Is right shift undefined behavior if the count is larger than the width of the type?
I just checked the C++ standard. It seems the following code should NOT be undefined behavior:
unsigned int val = 0x0FFFFFFF;
unsigned int res = val >> 34; // res should be 0 by C++ standard,
// but GCC gives warning and res is 67108863
And from the standard:
The value of E1 >> E2 is E1 right-shifted E2 bit positions. If E1 has an unsigned type or if E1 has a signed type and a non-negative value, the value of the result is the integral part of the quotient of E1/2^E2. If E1 has a signed type and a negative value, the resulting value is implementation-defined.

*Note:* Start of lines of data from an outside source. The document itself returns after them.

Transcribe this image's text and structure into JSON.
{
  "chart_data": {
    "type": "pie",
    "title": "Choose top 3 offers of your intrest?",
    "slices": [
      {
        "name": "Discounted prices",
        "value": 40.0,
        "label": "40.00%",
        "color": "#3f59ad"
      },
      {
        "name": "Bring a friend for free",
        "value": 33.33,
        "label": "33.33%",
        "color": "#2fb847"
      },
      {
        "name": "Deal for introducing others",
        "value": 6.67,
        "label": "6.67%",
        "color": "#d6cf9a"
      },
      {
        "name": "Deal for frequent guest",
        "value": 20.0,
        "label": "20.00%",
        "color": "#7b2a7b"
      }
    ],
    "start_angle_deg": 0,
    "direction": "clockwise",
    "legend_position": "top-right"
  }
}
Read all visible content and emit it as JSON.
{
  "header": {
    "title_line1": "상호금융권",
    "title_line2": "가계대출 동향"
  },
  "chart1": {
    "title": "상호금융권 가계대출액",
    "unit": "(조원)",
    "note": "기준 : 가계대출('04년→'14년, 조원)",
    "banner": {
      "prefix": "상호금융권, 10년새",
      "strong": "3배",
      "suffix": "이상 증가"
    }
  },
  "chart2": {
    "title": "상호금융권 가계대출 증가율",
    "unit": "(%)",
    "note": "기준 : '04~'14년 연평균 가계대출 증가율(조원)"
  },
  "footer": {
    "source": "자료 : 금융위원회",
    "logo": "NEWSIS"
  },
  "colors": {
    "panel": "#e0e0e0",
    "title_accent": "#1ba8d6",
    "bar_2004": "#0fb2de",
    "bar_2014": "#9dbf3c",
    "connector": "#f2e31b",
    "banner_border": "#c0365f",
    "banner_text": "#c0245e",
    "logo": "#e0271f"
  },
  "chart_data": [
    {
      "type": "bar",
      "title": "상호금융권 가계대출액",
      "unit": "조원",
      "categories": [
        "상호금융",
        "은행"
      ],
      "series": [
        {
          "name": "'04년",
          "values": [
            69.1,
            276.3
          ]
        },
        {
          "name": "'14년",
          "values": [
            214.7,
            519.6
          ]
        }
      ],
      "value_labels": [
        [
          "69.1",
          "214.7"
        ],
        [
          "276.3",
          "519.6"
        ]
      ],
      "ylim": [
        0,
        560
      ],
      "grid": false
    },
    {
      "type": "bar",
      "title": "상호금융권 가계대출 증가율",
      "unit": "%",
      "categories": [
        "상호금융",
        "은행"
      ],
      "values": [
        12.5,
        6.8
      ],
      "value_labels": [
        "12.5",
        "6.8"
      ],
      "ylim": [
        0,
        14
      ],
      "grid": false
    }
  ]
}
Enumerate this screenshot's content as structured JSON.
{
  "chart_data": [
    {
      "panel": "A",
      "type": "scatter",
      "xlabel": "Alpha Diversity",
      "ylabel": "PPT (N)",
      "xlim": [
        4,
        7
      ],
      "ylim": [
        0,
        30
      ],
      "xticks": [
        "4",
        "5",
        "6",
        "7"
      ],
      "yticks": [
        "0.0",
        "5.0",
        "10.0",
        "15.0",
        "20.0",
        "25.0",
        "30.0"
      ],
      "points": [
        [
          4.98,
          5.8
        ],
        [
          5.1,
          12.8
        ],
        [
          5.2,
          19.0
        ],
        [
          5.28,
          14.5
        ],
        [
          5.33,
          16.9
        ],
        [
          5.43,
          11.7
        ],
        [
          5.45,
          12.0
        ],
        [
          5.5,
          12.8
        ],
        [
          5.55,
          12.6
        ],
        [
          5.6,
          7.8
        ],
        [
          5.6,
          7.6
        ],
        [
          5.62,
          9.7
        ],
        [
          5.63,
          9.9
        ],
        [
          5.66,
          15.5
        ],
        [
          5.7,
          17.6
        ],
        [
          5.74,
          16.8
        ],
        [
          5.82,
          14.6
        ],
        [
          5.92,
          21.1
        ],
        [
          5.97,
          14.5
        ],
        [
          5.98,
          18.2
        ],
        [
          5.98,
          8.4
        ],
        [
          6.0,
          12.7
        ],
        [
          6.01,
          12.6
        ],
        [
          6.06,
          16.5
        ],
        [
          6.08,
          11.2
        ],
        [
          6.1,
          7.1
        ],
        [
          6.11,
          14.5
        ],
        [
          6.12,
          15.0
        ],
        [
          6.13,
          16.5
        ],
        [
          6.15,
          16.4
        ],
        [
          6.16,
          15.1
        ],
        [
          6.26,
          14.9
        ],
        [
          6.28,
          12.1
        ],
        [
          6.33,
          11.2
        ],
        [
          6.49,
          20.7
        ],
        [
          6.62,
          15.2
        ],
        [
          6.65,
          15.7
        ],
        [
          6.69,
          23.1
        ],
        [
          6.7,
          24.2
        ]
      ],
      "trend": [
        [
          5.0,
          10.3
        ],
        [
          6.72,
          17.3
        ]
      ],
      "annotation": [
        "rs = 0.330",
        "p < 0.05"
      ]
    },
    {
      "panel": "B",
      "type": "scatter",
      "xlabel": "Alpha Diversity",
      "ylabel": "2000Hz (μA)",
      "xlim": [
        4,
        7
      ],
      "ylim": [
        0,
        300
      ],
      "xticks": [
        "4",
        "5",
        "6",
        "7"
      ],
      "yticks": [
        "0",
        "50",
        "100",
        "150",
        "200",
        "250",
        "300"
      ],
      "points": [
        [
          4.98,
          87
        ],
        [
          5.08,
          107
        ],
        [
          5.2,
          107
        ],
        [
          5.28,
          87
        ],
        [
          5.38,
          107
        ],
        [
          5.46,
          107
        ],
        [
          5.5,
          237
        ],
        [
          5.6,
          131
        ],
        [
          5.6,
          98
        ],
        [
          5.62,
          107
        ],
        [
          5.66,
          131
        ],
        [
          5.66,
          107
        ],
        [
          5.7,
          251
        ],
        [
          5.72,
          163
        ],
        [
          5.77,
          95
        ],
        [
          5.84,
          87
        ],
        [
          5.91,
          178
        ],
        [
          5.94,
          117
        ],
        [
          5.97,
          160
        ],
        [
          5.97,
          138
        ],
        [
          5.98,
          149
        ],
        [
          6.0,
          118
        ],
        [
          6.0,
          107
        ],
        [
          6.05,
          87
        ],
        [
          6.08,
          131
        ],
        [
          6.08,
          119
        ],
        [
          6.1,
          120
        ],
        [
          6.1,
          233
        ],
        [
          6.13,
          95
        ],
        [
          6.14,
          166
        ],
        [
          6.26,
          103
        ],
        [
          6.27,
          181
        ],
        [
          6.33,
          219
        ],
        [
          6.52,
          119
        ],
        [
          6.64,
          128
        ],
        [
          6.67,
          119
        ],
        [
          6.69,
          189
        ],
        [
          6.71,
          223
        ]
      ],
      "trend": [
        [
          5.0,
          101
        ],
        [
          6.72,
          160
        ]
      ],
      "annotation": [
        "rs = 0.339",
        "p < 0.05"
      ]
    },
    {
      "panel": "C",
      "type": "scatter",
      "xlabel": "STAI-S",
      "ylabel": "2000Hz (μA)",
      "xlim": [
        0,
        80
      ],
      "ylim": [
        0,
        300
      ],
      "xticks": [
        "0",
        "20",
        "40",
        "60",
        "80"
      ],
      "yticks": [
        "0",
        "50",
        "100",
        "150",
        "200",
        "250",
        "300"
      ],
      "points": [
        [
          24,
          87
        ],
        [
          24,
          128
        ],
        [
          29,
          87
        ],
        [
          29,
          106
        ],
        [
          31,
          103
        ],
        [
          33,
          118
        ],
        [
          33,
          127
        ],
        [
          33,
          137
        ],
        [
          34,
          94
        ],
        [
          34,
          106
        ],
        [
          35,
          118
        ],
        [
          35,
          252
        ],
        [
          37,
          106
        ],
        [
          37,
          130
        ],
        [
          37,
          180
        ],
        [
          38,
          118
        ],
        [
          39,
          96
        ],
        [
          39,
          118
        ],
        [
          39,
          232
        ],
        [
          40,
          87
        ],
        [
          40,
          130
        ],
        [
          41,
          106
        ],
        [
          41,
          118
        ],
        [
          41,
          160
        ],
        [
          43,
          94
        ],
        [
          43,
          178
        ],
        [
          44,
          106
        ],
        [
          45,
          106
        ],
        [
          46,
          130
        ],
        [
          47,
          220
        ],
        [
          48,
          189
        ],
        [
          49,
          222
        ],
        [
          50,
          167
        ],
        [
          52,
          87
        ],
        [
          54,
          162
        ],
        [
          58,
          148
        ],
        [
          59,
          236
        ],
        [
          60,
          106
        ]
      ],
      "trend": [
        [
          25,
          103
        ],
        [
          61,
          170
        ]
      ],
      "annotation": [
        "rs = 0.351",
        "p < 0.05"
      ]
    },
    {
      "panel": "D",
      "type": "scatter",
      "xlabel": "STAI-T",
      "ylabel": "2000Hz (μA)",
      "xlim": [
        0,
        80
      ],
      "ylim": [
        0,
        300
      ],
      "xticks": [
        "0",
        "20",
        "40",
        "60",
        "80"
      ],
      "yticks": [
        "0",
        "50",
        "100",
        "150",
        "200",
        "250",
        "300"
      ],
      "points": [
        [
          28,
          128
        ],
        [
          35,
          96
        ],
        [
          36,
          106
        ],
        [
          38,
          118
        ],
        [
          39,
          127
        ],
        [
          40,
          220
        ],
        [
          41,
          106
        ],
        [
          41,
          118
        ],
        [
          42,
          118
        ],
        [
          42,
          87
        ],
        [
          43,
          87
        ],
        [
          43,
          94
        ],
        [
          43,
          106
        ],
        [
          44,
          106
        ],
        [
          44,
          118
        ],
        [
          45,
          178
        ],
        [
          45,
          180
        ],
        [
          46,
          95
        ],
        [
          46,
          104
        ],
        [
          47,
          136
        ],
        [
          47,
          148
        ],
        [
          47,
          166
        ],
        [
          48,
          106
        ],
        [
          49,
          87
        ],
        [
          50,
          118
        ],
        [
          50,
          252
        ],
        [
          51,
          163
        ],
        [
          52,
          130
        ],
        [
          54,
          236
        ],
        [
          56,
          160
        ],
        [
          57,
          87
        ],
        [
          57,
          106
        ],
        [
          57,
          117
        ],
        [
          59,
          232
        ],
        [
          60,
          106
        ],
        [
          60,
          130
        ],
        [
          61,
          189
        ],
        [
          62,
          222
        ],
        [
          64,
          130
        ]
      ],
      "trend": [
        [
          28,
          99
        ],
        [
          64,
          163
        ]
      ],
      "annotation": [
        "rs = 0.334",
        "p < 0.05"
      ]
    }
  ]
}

According to the standard, since 34 is NOT an negative number, the variable res
will be 0.
GCC gives the following warning for the code snippet, and res
is 67108863
:
warning: right shift count >= width of type
I also checked the assembly code emitted by GCC. It just calls SHRL
, and the Intel instruction document for SHRL, the res
is not ZERO.
So does that mean GCC doesn't implement the standard behavior on Intel platform?
Solution 1:
The draft C++ standard in section 5.8
Shift operators in paragraph 1 says(emphasis mine):
The type of the result is that of the promoted left operand. The behavior is undefined if the right operand is negative, or greater than or equal to the length in bits of the promoted left operand.
So if unsigned int is 32 bits
or less then this is undefined which is exactly the warning that gcc
is giving you.
Solution 2:
To explain exactly what happens:
The compiler will load 34
into a register, and then your constant in another register, and perform a right shift operation with those two registers. The x86 processor performs a "shiftcount % bits" on the shift value, meaning that you get a right-shift by 2.
And since 0x0FFFFFFF (268435455 decimal) divided by 4 = 67108863, that's the result you see.
If you had a different processor, for example a PowerPC (I think), it may well give you zero.